Except, he sees something . Mom. My drawing of Mom.
“Jesus. That’s absolutely incredible,” he whispers.
Those ashen eyes flick to mine like I’m a world wonder. It’s the first time someone here has looked at me like they’re trying to figure me out, but in a way that doesn’t make me want to punch them in the throat. It’s a look that makes me think his statement means I’m incredible. That I’m not some unfortunate kid who lost his mom because his dad is a piece of garbage. That it’s completely irrelevant for once that I had a traumatic brain injury, smashed my lower leg to smithereens, and am just a number waiting to be ejected out of here and into the system.

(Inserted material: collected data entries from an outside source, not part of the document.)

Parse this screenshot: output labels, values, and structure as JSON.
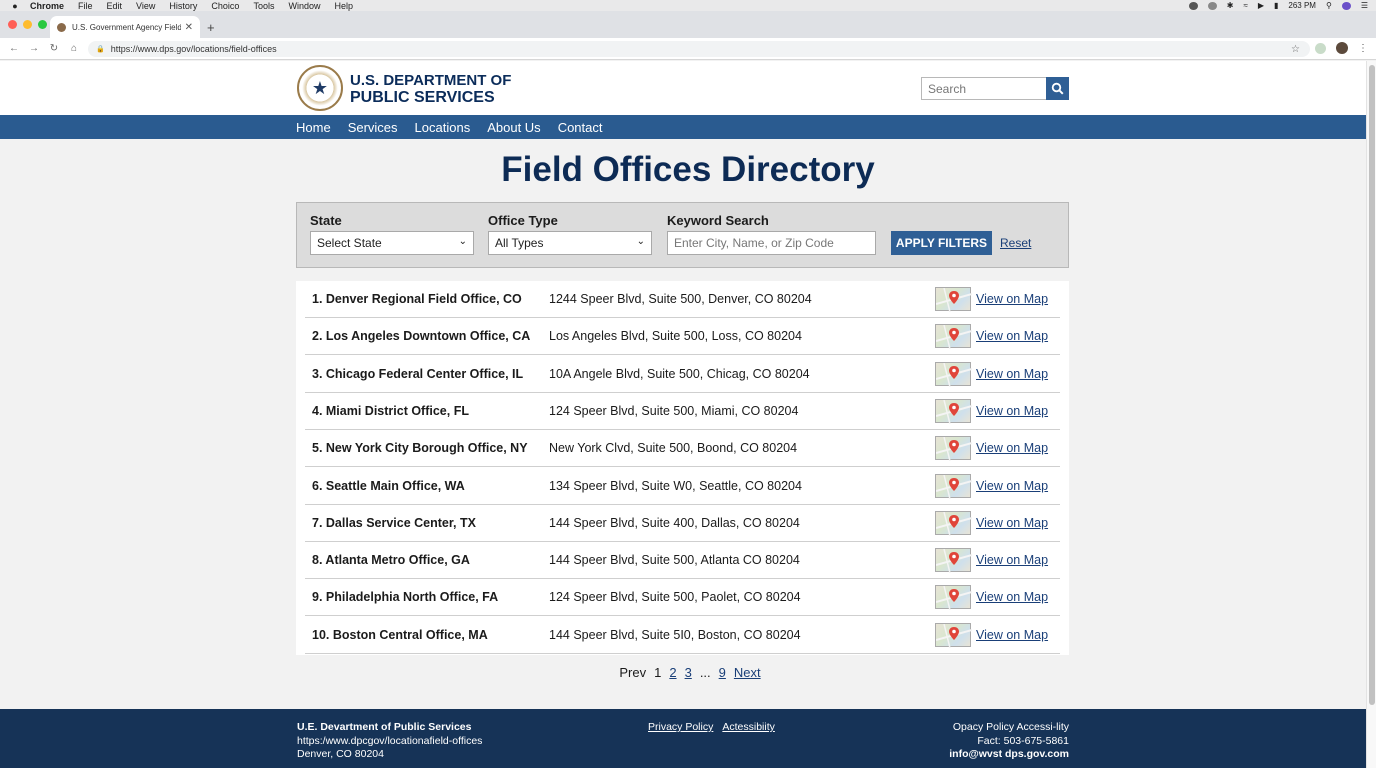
{
  "os_menubar": {
    "app": "Chrome",
    "items": [
      "File",
      "Edit",
      "View",
      "History",
      "Choico",
      "Tools",
      "Window",
      "Help"
    ],
    "clock": "263 PM"
  },
  "browser": {
    "tab_title": "U.S. Government Agency Field",
    "url": "https://www.dps.gov/locations/field-offices"
  },
  "site": {
    "brand_line1": "U.S. DEPARTMENT OF",
    "brand_line2": "PUBLIC SERVICES",
    "search_placeholder": "Search",
    "nav": [
      "Home",
      "Services",
      "Locations",
      "About Us",
      "Contact"
    ]
  },
  "page_title": "Field Offices Directory",
  "filters": {
    "state_label": "State",
    "state_value": "Select State",
    "type_label": "Office Type",
    "type_value": "All Types",
    "keyword_label": "Keyword Search",
    "keyword_placeholder": "Enter City, Name, or Zip Code",
    "apply_label": "APPLY FILTERS",
    "reset_label": "Reset"
  },
  "offices": [
    {
      "name": "1. Denver Regional Field Office, CO",
      "address": "1244 Speer Blvd, Suite 500, Denver, CO 80204",
      "map_label": "View on Map"
    },
    {
      "name": "2. Los Angeles Downtown Office, CA",
      "address": "Los Angeles Blvd, Suite 500, Loss, CO 80204",
      "map_label": "View on Map"
    },
    {
      "name": "3. Chicago Federal Center Office, IL",
      "address": "10A Angele Blvd, Suite 500, Chicag, CO 80204",
      "map_label": "View on Map"
    },
    {
      "name": "4. Miami District Office, FL",
      "address": "124 Speer Blvd, Suite 500, Miami, CO 80204",
      "map_label": "View on Map"
    },
    {
      "name": "5. New York City Borough Office, NY",
      "address": "New York Clvd, Suite 500, Boond, CO 80204",
      "map_label": "View on Map"
    },
    {
      "name": "6. Seattle Main Office, WA",
      "address": "134 Speer Blvd, Suite W0, Seattle, CO 80204",
      "map_label": "View on Map"
    },
    {
      "name": "7. Dallas Service Center, TX",
      "address": "144 Speer Blvd, Suite 400, Dallas, CO 80204",
      "map_label": "View on Map"
    },
    {
      "name": "8. Atlanta Metro Office, GA",
      "address": "144 Speer Blvd, Suite 500, Atlanta CO 80204",
      "map_label": "View on Map"
    },
    {
      "name": "9. Philadelphia North Office, FA",
      "address": "124 Speer Blvd, Suite 500, Paolet, CO 80204",
      "map_label": "View on Map"
    },
    {
      "name": "10. Boston Central Office, MA",
      "address": "144 Speer Blvd, Suite 5I0, Boston, CO 80204",
      "map_label": "View on Map"
    }
  ],
  "pagination": {
    "prev": "Prev",
    "pages": [
      "1",
      "2",
      "3",
      "...",
      "9"
    ],
    "next": "Next"
  },
  "footer": {
    "org": "U.E. Devartment of Public Services",
    "url": "https:/www.dpcgov/locationafield-offices",
    "city": "Denver, CO 80204",
    "privacy": "Privacy Policy",
    "accessibility": "Actessibiity",
    "right_links": "Opacy Policy  Accessi-lity",
    "fax": "Fact: 503-675-5861",
    "email": "info@wvst dps.gov.com"
  },
  "colors": {
    "nav_bar": "#2a5b90",
    "title": "#0d2b55",
    "button": "#2f5f95",
    "footer": "#163357",
    "link": "#1a3f78"
  }
}
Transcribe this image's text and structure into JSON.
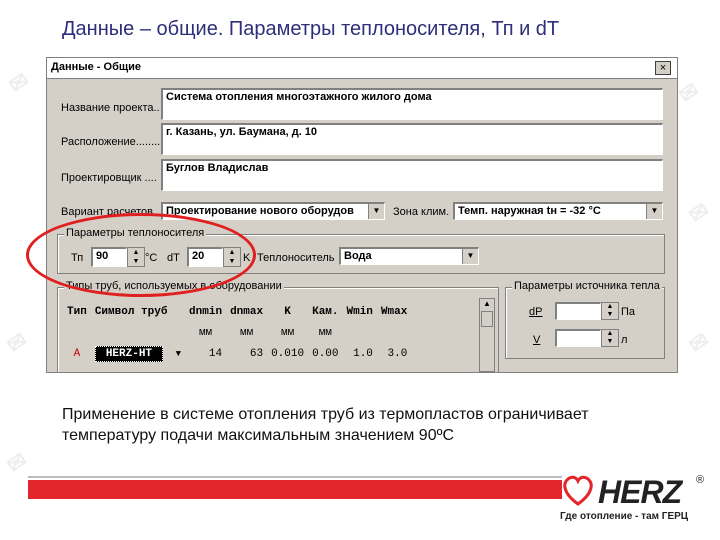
{
  "slide": {
    "title": "Данные – общие. Параметры теплоносителя, Тп и dT",
    "caption_line1": "Применение в системе отопления труб из термопластов ограничивает",
    "caption_line2": "температуру подачи максимальным значением 90ºC"
  },
  "dialog": {
    "title": "Данные - Общие",
    "close_label": "×",
    "project_name_label": "Название проекта..",
    "project_name_value": "Система отопления многоэтажного жилого дома",
    "location_label": "Расположение........",
    "location_value": "г. Казань, ул. Баумана, д. 10",
    "designer_label": "Проектировщик ....",
    "designer_value": "Буглов Владислав",
    "calc_variant_label": "Вариант расчетов",
    "calc_variant_value": "Проектирование нового оборудов",
    "climate_zone_label": "Зона клим.",
    "climate_zone_value": "Темп. наружная tн = -32 °C",
    "coolant_group_title": "Параметры теплоносителя",
    "tp_label": "Тп",
    "tp_value": "90",
    "tp_unit": "°C",
    "dt_label": "dТ",
    "dt_value": "20",
    "dt_unit": "K",
    "coolant_label": "Теплоноситель",
    "coolant_value": "Вода",
    "pipes_group_title": "Типы труб, используемых в оборудовании",
    "pipes_columns": [
      "Тип",
      "Символ труб",
      "dnmin",
      "dnmax",
      "K",
      "Кам.",
      "Wmin",
      "Wmax"
    ],
    "pipes_units": [
      "",
      "",
      "мм",
      "мм",
      "мм",
      "мм",
      "",
      ""
    ],
    "pipes_rows": [
      {
        "type": "A",
        "symbol": "HERZ-HT",
        "dnmin": "14",
        "dnmax": "63",
        "k": "0.010",
        "kam": "0.00",
        "wmin": "1.0",
        "wmax": "3.0"
      }
    ],
    "source_group_title": "Параметры источника тепла",
    "dp_label": "dP",
    "dp_unit": "Па",
    "v_label": "V",
    "v_unit": "л"
  },
  "logo": {
    "brand": "HERZ",
    "registered": "®",
    "tagline": "Где отопление - там ГЕРЦ"
  },
  "colors": {
    "title_blue": "#2e2e7a",
    "accent_red": "#e3262c",
    "dialog_gray": "#d4d0c8",
    "type_a_red": "#cc0000"
  },
  "icons": [
    "close-icon",
    "dropdown-arrow-icon",
    "spin-arrows-icon",
    "scrollbar-arrow-icon",
    "heart-logo-icon"
  ]
}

A sliver of guilt threads its way through my marrow over how good that makes me feel. I’m not supposed to feel good. I’m supposed to be miserable. Mom can’t feel good, so I shouldn’t either.
Except, the longer I stare into those eyes that seem mesmerized by me and feel that strong, warm hand surrounding mine, the more I don’t want to let go or look away.
“Um, sorry,” he stammers, releasing my hand and shaking his head like he was lost. It’s a heady idea, the ability to make someone feel lost over me. “I tried to draw when I was in high school art class, but I was terrible at it. Not a talented bone in my body.”
By all that’s holy, I think I’m smiling. Who am I?
“I’ll be your new speech pathologist,” he adds.
Fuck.
Speech. There goes my smile and him thinking I’m incredible.
But then he smiles again, like the prospect of talking to me is the reason he was put on this earth. It’s such a goddamn sunshine-y sight that it should make me sick, not send a ping of static down my limbs.
“I’m looking forward to getting to know you and, if you don’t mind…I’d love to see more of those drawings sometime.”
It’s probably cordiality, trained professionalism, and more fake pleasantries because he’s a staff member here. Maybe I hit my head harder than I thought because it doesn’t register as a ploy. It just sounds like exactly what I want to hear.
Ben and I must have been really bad at our camping explorations because not a single blow job from him left me as breathless as I feel right now at the idea of Aaron Manicki wanting to get to know me. Hampton Hills must have had him locked up in the fuck-me-running-closet and just unleashed their biggest weapon because if he keeps smiling at me like that, I think I might try to say anything he wants me to for him.